– А кого ждать? Время не терпит. – Аманбеке двинулась в сторону машины, не оглядываясь на сына, который запихивал мешок с мусором в маленькую урну. – Там и помоемся.
Привычными движениями – два оборота вправо и поелозить на месте прежде, чем потянуть на себя, – Аманбеке открыла дверь квартиры Серикбая.
Сразу потянуло тошнотворно-сладким запахом смерти.
– А почему свет везде горит? – Аманбеке, не разуваясь, стала бродить по квартире, постукивая по пластиковым выключателям. – Это ведь нам теперь платить за электричество! Да и за воду, так что будешь мыться – не устраивай там заплывов.
– А я прям сейчас, мам, пойду, а то воняю… – Тулин поднял руку и затянулся в подмышку. – Будто с дохлых коров шкуру всю ночь спускал. Даже для меня перебор.
Аманбеке неодобрительно хмыкнула, но спорить не стала. Распахнула настежь окна и оглядела квартиру. С чего стоит начать поиски? В зале, как и много лет назад, у стены под часами с электрической кукушкой стоял сундук, из которого Наина однажды утащила пухлый конверт денег. Аманбеке сразу бросилась к нему, поскользнувшись на корпе. Еле устояв на тонких ногах с внушительными коленками, она схватилась за сердце и уставилась вниз.
На этом самом месте погиб Маратик! Или нет.
Аманбеке прищурилась. Одна корпе выделялась среди других еще белыми, не затертыми завитушками на алом велюре. Видимо, брат заменил корпе, на которой погиб сын. Она присела перед сундуком и в детском предвкушении подняла тяжелую крышку.

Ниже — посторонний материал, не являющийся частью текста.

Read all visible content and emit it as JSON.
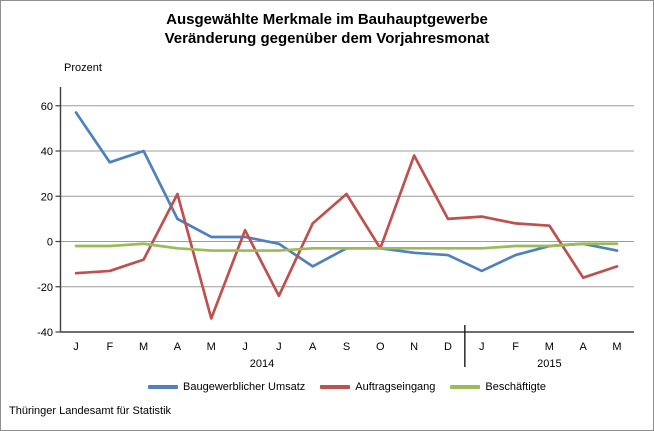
{
  "chart": {
    "title": "Ausgewählte Merkmale im Bauhauptgewerbe",
    "subtitle": "Veränderung gegenüber dem Vorjahresmonat",
    "unit_label": "Prozent"
  },
  "footer": {
    "source": "Thüringer Landesamt für Statistik"
  },
  "chart_data": {
    "type": "line",
    "title": "Ausgewählte Merkmale im Bauhauptgewerbe",
    "subtitle": "Veränderung gegenüber dem Vorjahresmonat",
    "ylabel": "Prozent",
    "xlabel": "",
    "grid": true,
    "legend_position": "bottom",
    "ylim": [
      -40,
      60
    ],
    "yticks": [
      60,
      40,
      20,
      0,
      -20,
      -40
    ],
    "categories": [
      "J",
      "F",
      "M",
      "A",
      "M",
      "J",
      "J",
      "A",
      "S",
      "O",
      "N",
      "D",
      "J",
      "F",
      "M",
      "A",
      "M"
    ],
    "year_groups": [
      {
        "label": "2014",
        "start_index": 0,
        "end_index": 11
      },
      {
        "label": "2015",
        "start_index": 12,
        "end_index": 16
      }
    ],
    "separator_after_index": 11,
    "series": [
      {
        "name": "Baugewerblicher Umsatz",
        "color": "#4F81BD",
        "values": [
          57,
          35,
          40,
          10,
          2,
          2,
          -1,
          -11,
          -3,
          -3,
          -5,
          -6,
          -13,
          -6,
          -2,
          -1,
          -4
        ]
      },
      {
        "name": "Auftragseingang",
        "color": "#C0504D",
        "values": [
          -14,
          -13,
          -8,
          21,
          -34,
          5,
          -24,
          8,
          21,
          -3,
          38,
          10,
          11,
          8,
          7,
          -16,
          -11
        ]
      },
      {
        "name": "Beschäftigte",
        "color": "#9BBB59",
        "values": [
          -2,
          -2,
          -1,
          -3,
          -4,
          -4,
          -4,
          -3,
          -3,
          -3,
          -3,
          -3,
          -3,
          -2,
          -2,
          -1,
          -1
        ]
      }
    ],
    "axis_color": "#3f3f3f",
    "grid_color": "#9c9c9c",
    "separator_color": "#1a1a1a"
  }
}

Первое, что попалось под руку, – два куска красивейшего бархата. Ткань заманчиво поблескивала, пока Аманбеке, не веря своим глазам, обматывала находку вокруг все еще тонкой талии. Мысленно она решала загадку, откуда у Серикбая турецкий бархат. Все мало-мальски ценное она вынесла еще при Катьке. Неужели он баб в дом водил?
Только когда Аманбеке подошла к зеркалу, в надежде увидеть нечто похожее, что было на матери Айнагуль в день свадьбы, поняла, что ткань нещадно пожрала моль. Еще больше рассердившись, она скинула с себя бархат и набросилась на содержимое сундука. На грязный пол полетел ворох маленьких бюстгальтеров.
– Катькины, что ль? – спросила вслух Аманбеке и тут же сама себе ответила: – Хотя она же ребенком уехала… Точно водил баб.
Ей стало неприятно от этой мысли. Казалось, брат все это время жил прошлым и запивал горе, а получалось, он, в отличие от сестры, кутил на полную катушку. Еще противнее ей стало, когда из-под горы женского белья показалась та самая старая корпе с коричневыми следами детской крови.
– Ничего святого у мужика уже не было! – зло прошипела она.
Внутри свертка была одна черно-белая фотография кругленького Маратика, сделанная в фотосалоне в райцентре.
Аманбеке аккуратно вынула корпе и продолжила опустошать сундук, отправляя наружу потрепанные книжки в мягком переплете, с обложек которых безразлично глядел Иисус; жестяные банки с безделушками, вроде красивых пуговиц или камней яшмы.
В груди приятно задрожало, когда на самом дне она увидела пухлый бумажный конверт. Аманбеке прижала к животу находку, захлопнула сундук и уселась на его крышку. Медленно заглянула в конверт.
– Ну, чего, сколько денег нашла, мам? – Тулин вышел из ванной с повязанным на талии большим некогда радужным полотенцем и с глупым выражением лица ковырялся в ухе.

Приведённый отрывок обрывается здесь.